Perde arkasında acaba yeni bir oyun mu sahneye konuluyor veyahut gerçekten satışa mı geldik şeklinde mütalaa edilecek gelişmelere şahit olmaktayız.

Bu cümleden Türki cumhuriyetlerle ilgili olarak son günlerin hızlı ve karamsarlık içeren gelişmeleri hakkında bazı ihtimaller üzerinde durmak istiyorum.

Türk Devletleri Teşkilatına (TDT)  bağlı 4 cumhuriyet Güney Kıbrıs Rum Kesimini tanıdı ve bunun neticesi olarak Kıbrıs Rum kesiminde birer de Büyükelçilik açacaklar. Kamuoyu ve sosyal medya haberleri bununla epeyce çalkalandı.

Ancak bu çalkantı toplumun tüm kesiminin ilgisini çekmedi...

Türkiye' nin yarısı şaşkınlık içinde iken, diğer yarısı olaya Fransız kaldı.

Böylesi hallerde halk resmi açıklamalar bekler, temayül böyledir.

Mesela; KKTC' yi tanımayan kardeş ülkelerin birden bire Rum kesimini tanımaları hangi anlama geliyor? Ana sual bu:

Bazılarına göre,  KKTC' yi biz sattık,

Bazılarına göre, Türki cumhuriyetleri bizi takmadı, saymadı ve  gitti Rumlara destek verdi

Bazıları da, "İşte biz böyleyiz, 12 milyar doları görünce kardeşler bizi hemen satıverdi"

Bu söylemlerde haklılık payı olabilir mi?

Muhtemelen vardır. Çünkü Türkiye' den ve cumhuriyetlerden kamuoyuna yansıyan resmi açıklamalar gelmeyince vatandaş tevatür üzerine tevatür üretmeye devam ediyor.
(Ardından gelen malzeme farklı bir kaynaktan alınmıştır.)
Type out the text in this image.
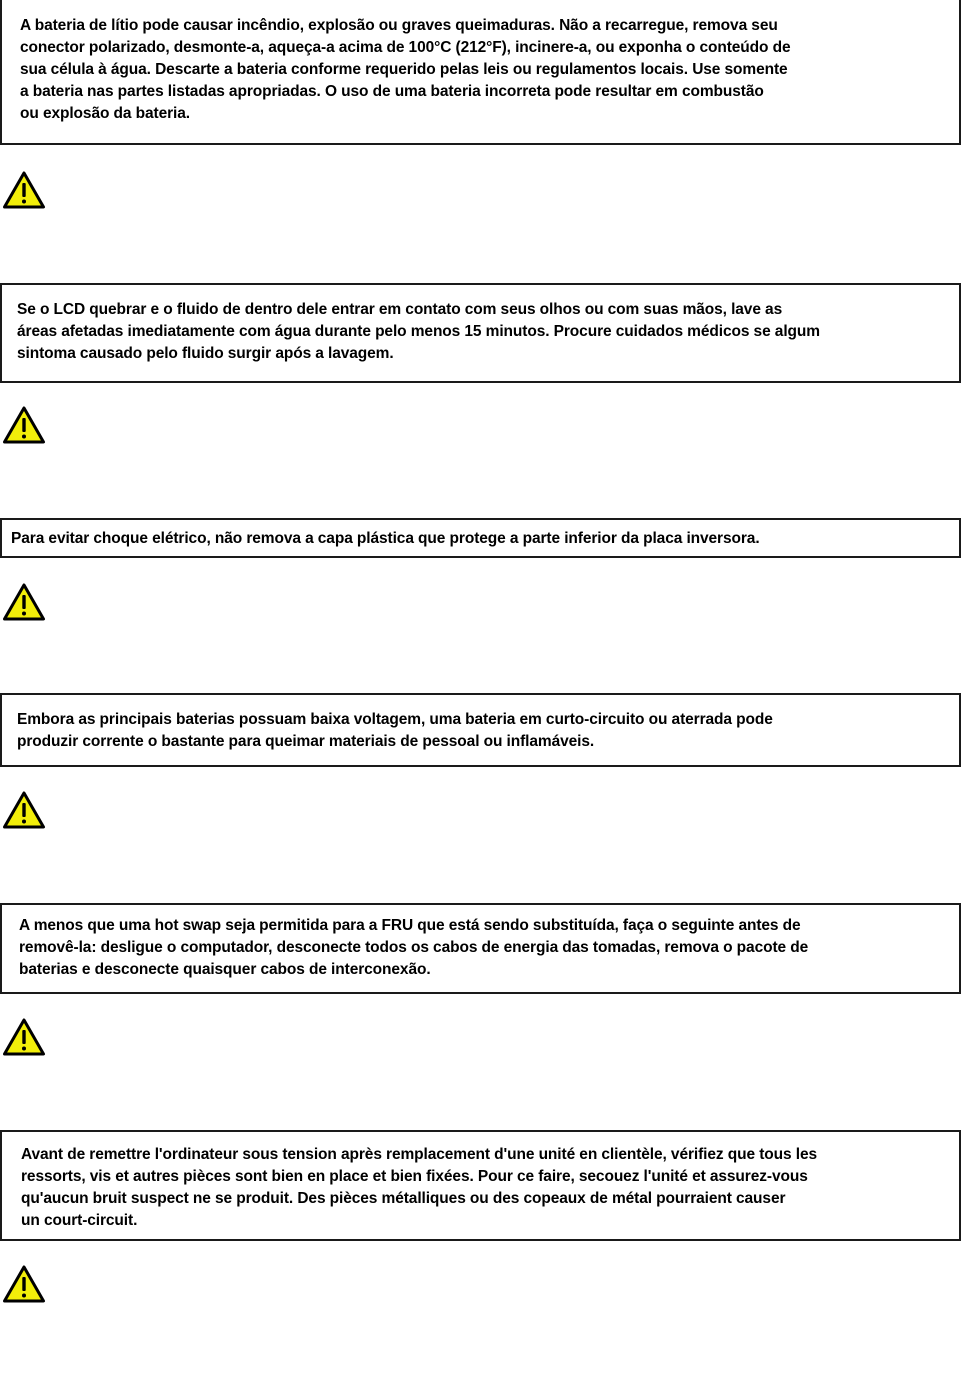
A bateria de lítio pode causar incêndio, explosão ou graves queimaduras. Não a recarregue, remova seu
conector polarizado, desmonte-a, aqueça-a acima de 100°C (212°F), incinere-a, ou exponha o conteúdo de
sua célula à água. Descarte a bateria conforme requerido pelas leis ou regulamentos locais. Use somente
a bateria nas partes listadas apropriadas. O uso de uma bateria incorreta pode resultar em combustão
ou explosão da bateria.

Se o LCD quebrar e o fluido de dentro dele entrar em contato com seus olhos ou com suas mãos, lave as
áreas afetadas imediatamente com água durante pelo menos 15 minutos. Procure cuidados médicos se algum
sintoma causado pelo fluido surgir após a lavagem.

Para evitar choque elétrico, não remova a capa plástica que protege a parte inferior da placa inversora.

Embora as principais baterias possuam baixa voltagem, uma bateria em curto-circuito ou aterrada pode
produzir corrente o bastante para queimar materiais de pessoal ou inflamáveis.

A menos que uma hot swap seja permitida para a FRU que está sendo substituída, faça o seguinte antes de
removê-la: desligue o computador, desconecte todos os cabos de energia das tomadas, remova o pacote de
baterias e desconecte quaisquer cabos de interconexão.

Avant de remettre l'ordinateur sous tension après remplacement d'une unité en clientèle, vérifiez que tous les
ressorts, vis et autres pièces sont bien en place et bien fixées. Pour ce faire, secouez l'unité et assurez-vous
qu'aucun bruit suspect ne se produit. Des pièces métalliques ou des copeaux de métal pourraient causer
un court-circuit.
Ben olaya biraz da tersten bakılmasından yanayım:

Mesela;

1- Türki cumhuriyetler 12 milyar doları alsın, içinde Türkiye' nin olacağı şirketler vasıtasıyla herkes yatırımlardan nasiplensin. Bu bir ihtimal.

2- Türki cumhuriyetler Güney Rum kesiminde büyükelçilikler açsın, Türkiye, büyükelçilikler üzerinden yeni açılım siyaseti üretsin zira  Kıbrıs' ın kuzeyini tanıyan yok bari kardeş cumhuriyetlerle işbirliği yaparak yeni siyasetlere kapılar açılsın.

3- Bu garip gelişmeler diğer birliktelik konularını tetikleyerek TDT  yapısı arasında bir dağılmaya sebep olur mu?

Evet... Resmi açıklamalar gelmeyince insanın aklına çeşit çeşit senaryolar gelebiliyor. Bu doğrultuda sosyal medyada, "Türki cumhuriyetler  bizi sattı"  yaygaraları devam ediyor

Haklılar mı, yanılıyor muyuz, beraberlik disiplini kayboluyor mu gerçekten satışa mı geldik gibi düşünmeye devam edeceğiz gibi geliyor.

Ancak Türkçe' de bizi rahatlatan çokça deyimler var.

Konuya uygunu da şu:

Karamanın Koyunu Sonra Çıkar Oyunu.

Az sabredelim, hemen satışa gelmeyelim. 

Rum kesimini tanıyan cumhuriyetler ve Türkiye hala suskun kaldıklarına göre bu işin içinde perde arkasında bazı şeylerin dönmekte olduğu izlemini veriyor.

Ters köşe olmamak için biraz daha sabır diyorum...

Güneyi tanıdık diyenler birdenbire Kuzeyi de tanıyoruz derlerse en azından mahcup olmamış oluruz.